Now let me remind you that neither of these two resplendent aspects of the divine nature reaches its highest beauty and supremest power, except it be associated with the other. In the spectrum analysis of that great light there are the two lines; the one purest white of righteousness, and the other tinged with a ruddier glow, the line of love. The one adorns and sets off the other. Love without righteousness is flaccid, a mere gush of good-natured sentiment, impotent to confer blessing, powerless to evoke reverence. Righteousness without love is as white as snow, and as cold as ice; repellent, howsoever it may excite the sentiment of awe-struck distance. But we need that the righteousness shall be loving, and that the love shall be righteous, in order that the one may be apprehended in its tenderest tenderness and the other may be adored in its loftiest loftiness.
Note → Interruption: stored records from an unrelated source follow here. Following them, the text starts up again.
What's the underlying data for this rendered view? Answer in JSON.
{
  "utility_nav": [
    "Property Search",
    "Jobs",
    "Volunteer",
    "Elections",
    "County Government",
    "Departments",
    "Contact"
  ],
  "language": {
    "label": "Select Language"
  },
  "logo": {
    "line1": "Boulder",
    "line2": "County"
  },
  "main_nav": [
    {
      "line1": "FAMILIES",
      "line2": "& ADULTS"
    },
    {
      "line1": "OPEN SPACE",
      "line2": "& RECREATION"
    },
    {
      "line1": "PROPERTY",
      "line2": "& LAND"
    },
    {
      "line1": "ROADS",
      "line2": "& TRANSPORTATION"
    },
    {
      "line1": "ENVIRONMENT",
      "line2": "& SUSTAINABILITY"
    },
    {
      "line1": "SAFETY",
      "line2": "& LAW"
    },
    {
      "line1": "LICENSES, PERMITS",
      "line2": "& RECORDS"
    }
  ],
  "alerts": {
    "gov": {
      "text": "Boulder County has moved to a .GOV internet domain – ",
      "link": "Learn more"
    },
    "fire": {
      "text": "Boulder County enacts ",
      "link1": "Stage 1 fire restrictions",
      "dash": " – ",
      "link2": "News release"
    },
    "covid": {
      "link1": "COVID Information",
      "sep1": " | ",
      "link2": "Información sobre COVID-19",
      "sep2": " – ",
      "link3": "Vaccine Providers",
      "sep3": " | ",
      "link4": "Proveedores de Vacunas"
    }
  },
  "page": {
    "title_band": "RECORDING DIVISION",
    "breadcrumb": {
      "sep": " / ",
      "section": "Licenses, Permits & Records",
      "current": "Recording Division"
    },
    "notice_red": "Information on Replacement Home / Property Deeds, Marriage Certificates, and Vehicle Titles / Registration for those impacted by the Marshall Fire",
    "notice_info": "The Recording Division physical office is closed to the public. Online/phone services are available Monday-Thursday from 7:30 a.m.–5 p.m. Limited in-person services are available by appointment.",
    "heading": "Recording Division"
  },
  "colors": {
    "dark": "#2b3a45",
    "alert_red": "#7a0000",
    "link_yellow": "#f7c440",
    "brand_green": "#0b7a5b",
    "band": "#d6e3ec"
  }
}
And yet we are always tempted to wrench the two apart, and to think that the operation of the one must sometimes, at all events on the outermost circumference of the spheres, impinge upon, and collide with, the operations of the other. Hence you get types of religion-yes! and two types of Christianity-in which the one or the other of these two harmonious attributes is emphasised to such a degree as almost to blot out the other. You get forms of religion in which the righteousness has swallowed up the love, and others in which the love has destroyed the righteousness. The effect is disastrous. In old days our fathers fell into the extreme on the one hand; and the pendulum has swung with a vengeance as far from the vertical line, to the other extreme, in these days as it ever did in the past. The religion which found its centre-point and its loftiest conception of the divine nature in the thought of His absolute righteousness made strong, if it made somewhat stern, men. And now we see renderings of the truth that God is love which degrade the lofty, noble, sovereign conception of the righteous God that loveth, into mere Indulgence on the throne of the universe. And what is the consequence? All the stern teachings of Scripture men recoil from, and try to explain away. The ill desert of sin, and the necessary iron nexus between sin and suffering-and as a consequence the sacrificial work of Jesus Christ, and the supreme glory of His mission in that He is the Redeemer of mankind-are all become unfashionable to preach and unfashionable to believe. God is Love. We cannot make too much of His love, unless by reason of it we make too little of His righteousness.

The Psalmist, in his childlike faith, saw deeper and more truly than many would-be theologians and thinkers of this day, when he proclaimed in one breath ‘Good and upright is the Lord.’ Let us not forget that the Apostle, whose great message to the world was, as the last utterance completing the process of revelation, ‘God is Love,’ had it also in charge to ‘declare unto us that God is Light, and in Him is no darkness at all.’

II. And so, secondly, mark the calm confidence builded on this conception of the divine character.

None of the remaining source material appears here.